One of the things I left feeling most challenged about was Tozer’s concern for the church. He argues that the church has lost its sense of who God is, “the idea of God may lie buried under the rubbish of conventional religious notions.” When I survey the spiritual landscape of American Christianity, it seems to me that we have largely described God in anthropomorphic terms, making Him like us. Church structures seem comfort prioritized, consumer driven, numbers focused, model emphasized, business minded, and money dependant. When I read Tozer, I am reminded that God is none of those things. Often it feels like we (church staff), are selling a product to the world, constantly trying to define the Christian life and God in terms that will be the most attractive to the surrounding culture while we grow further and farther from the God who started it all. Please don’t misunderstand me, I believe we should make our faith understandable to the world in relevant ways, I just think that sometimes we go too far. I think if Tozer came to a modern Evangelical American church, he would ask; Where is the reverence for God?, Why does God feel like a genie in a lamp?, Why are you so afraid of challenging people? To me, those seem like important questions we should always be wrestling with.
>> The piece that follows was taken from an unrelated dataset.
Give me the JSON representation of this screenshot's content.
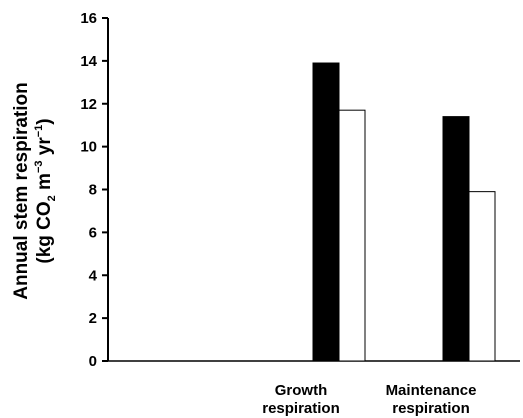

One of the lasting lessons of this book will be the reminder that God is bigger than me, bigger than my family, bigger than my career, bigger than my church, bigger than my nation, and bigger than my world and universe. “But the truth is that God is not greater for our being, nor would He be less if we did not exist.” While all of those things I listed above are existent in a broken world, God reigns sovereign and perfect over all of our humble attempts at church. If CrossWinds Church died off, God would not be less. If I were to contract a serious illness and my life cut short, God would still be. If five hundred students come to STUFF, or if ten students come to STUFF, God will still know them all. This posture towards my role in ministry and my hope in God and not our accomplishments is both freeing and terrifying. Overall, I was deeply challenged and encouraged by this book. It is my hope and prayer that God will shape our church to grow in our “Knowledge of the Holy”.